You should carefully evaluate what privileges your users need. For most people, the Editor role is perfectly fine.

6. Evaluate themes and plugins

I’ve seen many websites where the person who built it will install dozens of themes and plugins looking for the right look and functionality for their site. Plugins in particular can introduce a lot of unnecessary complexity for a website and in many cases the additional functionality is not needed at all.

Plugins should be evaluated before being installed, you should determine

  • Do you really need the plugin?
  • How many active users does the plugin have? More active users can be a sign that the plugin is well supported.
  • How recently has the plugin been updated? Plugins that haven’t been updated in months or years are not actively maintained and should be avoided.

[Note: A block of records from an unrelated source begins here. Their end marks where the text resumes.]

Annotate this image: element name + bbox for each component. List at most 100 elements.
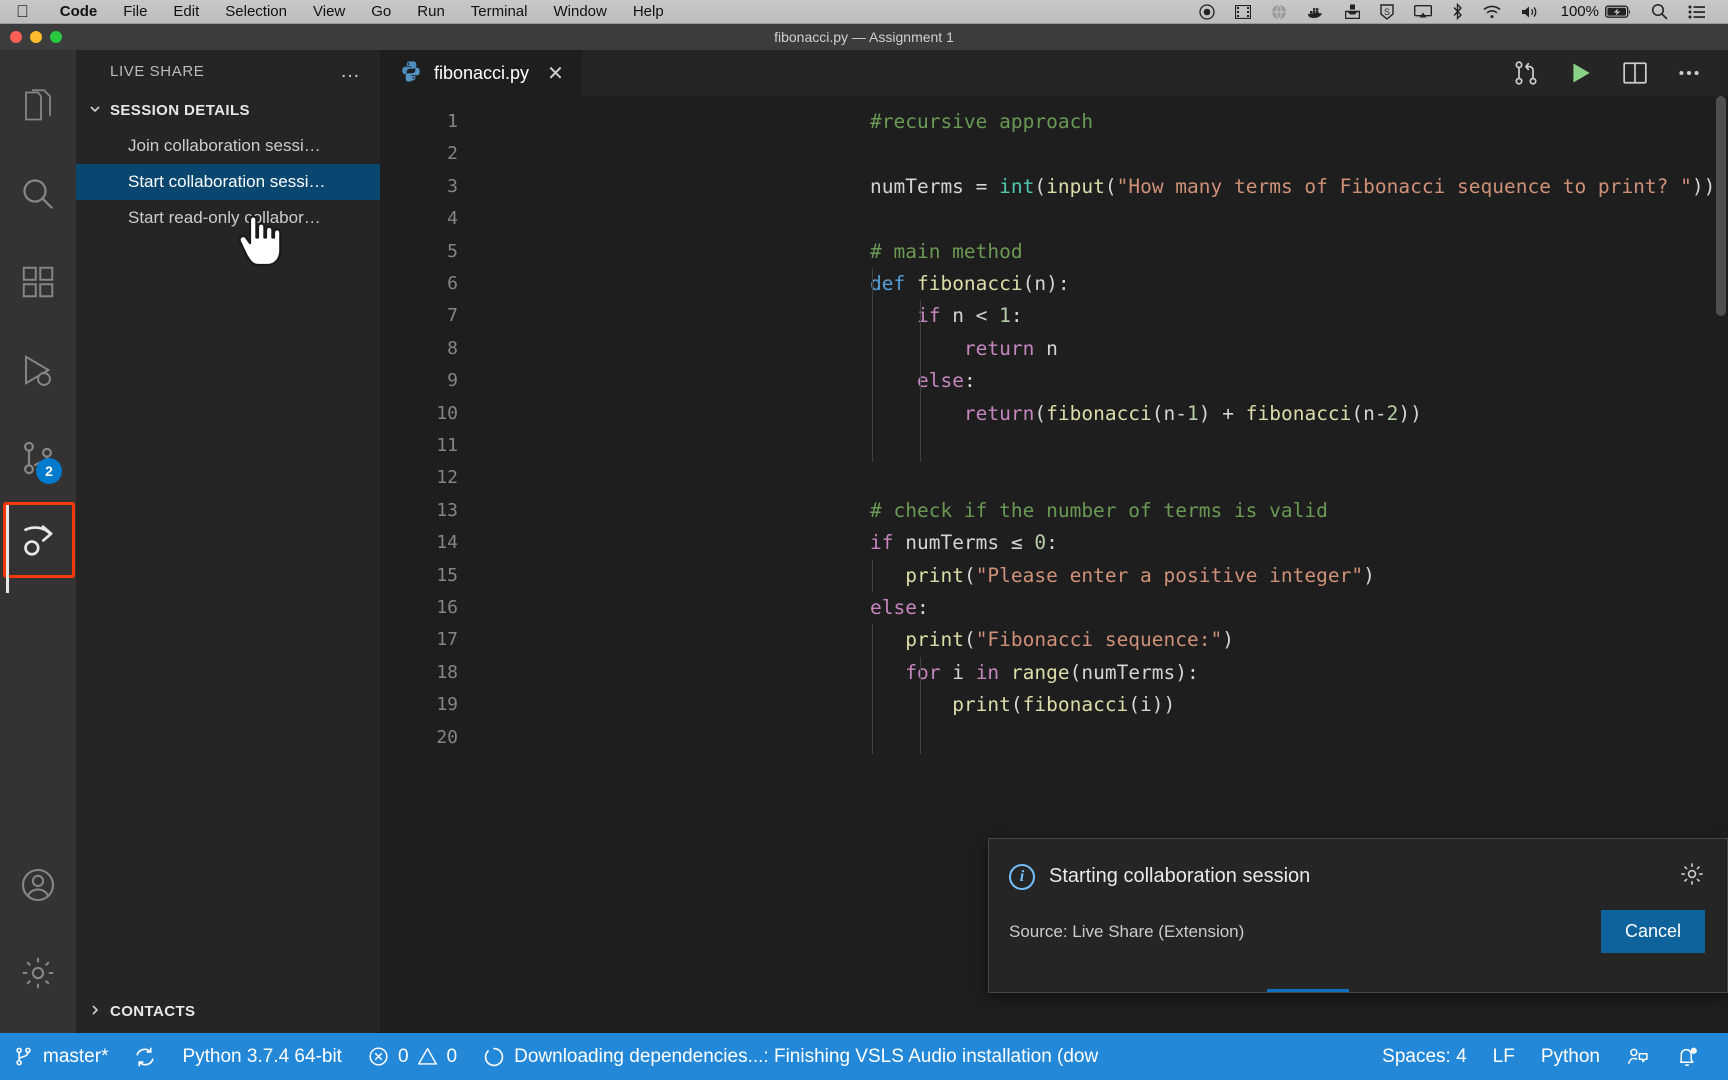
- line-number: 3: [380, 171, 458, 203]
- status-item-progress-task[interactable]: Downloading dependencies...: Finishing V…: [470, 1046, 1111, 1068]
- code-token: [870, 337, 964, 360]
- battery-charging-icon[interactable]: [1605, 5, 1641, 19]
- code-line[interactable]: #recursive approach: [870, 106, 1093, 138]
- code-line[interactable]: else:: [870, 365, 976, 397]
- code-line[interactable]: if n < 1:: [870, 300, 1023, 332]
- split-editor-icon[interactable]: [1622, 60, 1648, 86]
- gear-icon[interactable]: [1679, 861, 1705, 892]
- sidebar-item-join-collaboration-session[interactable]: Join collaboration sessi…: [76, 128, 380, 164]
- volume-icon[interactable]: [1511, 5, 1549, 19]
- menu-item-run[interactable]: Run: [404, 3, 458, 20]
- wifi-icon[interactable]: [1473, 5, 1511, 19]
- tab-fibonacci-py[interactable]: fibonacci.py ✕: [380, 50, 582, 96]
- compare-icon[interactable]: [1512, 59, 1540, 87]
- status-item-language-mode[interactable]: Python: [1528, 1046, 1613, 1068]
- editor-vertical-scrollbar[interactable]: [1716, 96, 1726, 316]
- film-icon[interactable]: [1225, 5, 1261, 19]
- shield-s-icon[interactable]: S: [1370, 4, 1404, 20]
- indent-guide: [872, 268, 873, 462]
- menu-item-selection[interactable]: Selection: [212, 3, 300, 20]
- code-line[interactable]: else:: [870, 592, 929, 624]
- activity-bar-item-run-and-debug[interactable]: [0, 326, 76, 414]
- code-line[interactable]: print("Please enter a positive integer"): [870, 560, 1375, 592]
- status-item-indentation[interactable]: Spaces: 4: [1369, 1046, 1480, 1068]
- code-token: if: [870, 531, 905, 554]
- menu-item-edit[interactable]: Edit: [160, 3, 212, 20]
- code-line[interactable]: if numTerms ≤ 0:: [870, 527, 1058, 559]
- code-token: :: [917, 596, 929, 619]
- code-token: int: [999, 175, 1034, 198]
- code-token: "Please enter a positive integer": [976, 564, 1363, 587]
- activity-bar-item-accounts[interactable]: [0, 841, 76, 929]
- traffic-lights: [10, 24, 62, 50]
- search-icon[interactable]: [1641, 3, 1678, 20]
- control-center-icon[interactable]: [1678, 5, 1716, 19]
- code-token: [870, 564, 905, 587]
- status-item-sync[interactable]: [121, 1046, 169, 1068]
- status-item-warnings[interactable]: 0: [413, 1046, 471, 1068]
- close-icon[interactable]: ✕: [547, 61, 564, 86]
- activity-bar-item-extensions[interactable]: [0, 238, 76, 326]
- airplay-icon[interactable]: [1404, 5, 1442, 19]
- menu-item-terminal[interactable]: Terminal: [458, 3, 541, 20]
- code-token: :: [964, 369, 976, 392]
- activity-bar-item-live-share[interactable]: [3, 502, 75, 578]
- code-line[interactable]: return(fibonacci(n-1) + fibonacci(n-2)): [870, 398, 1422, 430]
- code-token: )): [1398, 402, 1421, 425]
- sidebar-item-label: Start collaboration sessi…: [128, 172, 325, 192]
- activity-bar-item-search[interactable]: [0, 150, 76, 238]
- docker-icon[interactable]: [1297, 5, 1335, 19]
- sidebar-item-start-read-only-collaboration-session[interactable]: Start read-only collabor…: [76, 200, 380, 236]
- activity-bar-item-explorer[interactable]: [0, 62, 76, 150]
- ellipsis-icon[interactable]: [1676, 60, 1702, 86]
- window-zoom-button[interactable]: [50, 31, 62, 43]
- section-header-session-details[interactable]: SESSION DETAILS: [76, 92, 380, 128]
- status-item-branch[interactable]: master*: [0, 1046, 121, 1068]
- code-line[interactable]: # check if the number of terms is valid: [870, 495, 1328, 527]
- globe-icon[interactable]: [1261, 4, 1297, 20]
- window-close-button[interactable]: [10, 31, 22, 43]
- section-header-contacts[interactable]: CONTACTS: [76, 989, 380, 1033]
- menu-item-window[interactable]: Window: [540, 3, 619, 20]
- svg-text:S: S: [1384, 7, 1390, 17]
- apple-icon[interactable]: : [16, 3, 29, 20]
- play-icon[interactable]: [1568, 60, 1594, 86]
- code-line[interactable]: print(fibonacci(i)): [870, 689, 1175, 721]
- cancel-button[interactable]: Cancel: [1601, 910, 1705, 953]
- menu-item-view[interactable]: View: [300, 3, 358, 20]
- sidebar-more-actions[interactable]: …: [340, 66, 362, 76]
- code-line[interactable]: numTerms = int(input("How many terms of …: [870, 171, 1715, 203]
- menu-item-code[interactable]: Code: [47, 3, 111, 20]
- line-number: 19: [380, 689, 458, 721]
- download-tray-icon[interactable]: [1335, 4, 1370, 19]
- code-token: input: [1046, 175, 1105, 198]
- sidebar-item-start-collaboration-session[interactable]: Start collaboration sessi…: [76, 164, 380, 200]
- status-item-notifications[interactable]: [1663, 1045, 1712, 1068]
- window-title-bar: fibonacci.py — Assignment 1: [0, 24, 1728, 50]
- run-debug-icon: [20, 352, 56, 388]
- code-token: numTerms ≤: [905, 531, 1034, 554]
- code-token: ): [1363, 564, 1375, 587]
- status-item-live-share[interactable]: [1613, 1046, 1663, 1068]
- window-minimize-button[interactable]: [30, 31, 42, 43]
- code-line[interactable]: return n: [870, 333, 1058, 365]
- code-token: (: [1034, 402, 1046, 425]
- activity-bar-item-source-control[interactable]: 2: [0, 414, 76, 502]
- code-line[interactable]: # main method: [870, 236, 1023, 268]
- code-token: return: [964, 402, 1034, 425]
- bluetooth-icon[interactable]: [1442, 3, 1473, 20]
- code-line[interactable]: print("Fibonacci sequence:"): [870, 624, 1234, 656]
- activity-bar-item-manage-settings[interactable]: [0, 929, 76, 1017]
- status-item-errors[interactable]: 0: [355, 1046, 413, 1068]
- menu-item-file[interactable]: File: [110, 3, 160, 20]
- menu-item-help[interactable]: Help: [620, 3, 677, 20]
- status-item-end-of-line[interactable]: LF: [1480, 1046, 1528, 1068]
- code-token: n <: [952, 304, 999, 327]
- code-line[interactable]: def fibonacci(n):: [870, 268, 1070, 300]
- line-number: 2: [380, 138, 458, 170]
- status-item-python-interpreter[interactable]: Python 3.7.4 64-bit: [169, 1046, 355, 1068]
- record-icon[interactable]: [1189, 4, 1225, 20]
- code-token: :: [1046, 531, 1058, 554]
- menu-item-go[interactable]: Go: [358, 3, 404, 20]
- indent-guide: [872, 624, 873, 754]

Plugins and themes should also be deactivated and deleted when they’re not being used.

7. Choose HTTPS

HTTP is the communication protocol that websites use to send information between you (the client) and the web server. HTTP sends information in clear text, meaning if an attacker was trying to intercept the communications, by perhaps eavesdropping on WiFi, they will be able to capture things like your username and password when logging into your website dashboard.

HTTPS is a secure replacement for HTTP that encrypts the connection between your website and the user, so if an attacker tries to eavesdrop they will not be able to read the data.

Years ago, HTTPS, or SSL, certificates used to be really expensive and difficult to configure, however that’s no longer the case. You can install an SSL certificate for free using a service like Lets Encrypt or by using a service such as Cloudflare who also provide free SSL certificates.

While this article isn’t meant to be a comprehensive list of security best practices, the few easy to follow steps I’ve described here will go a long way to keeping your site secure, or at the very least, making it much more difficult for an attacker to compromise.

Security is an on-going process, and something that is thought to be secure today can be vulnerable tomorrow.

Keeping your website secure from attack is not just about protecting your own assets but it’s also about raising the quality of the Web and keeping everyone secure.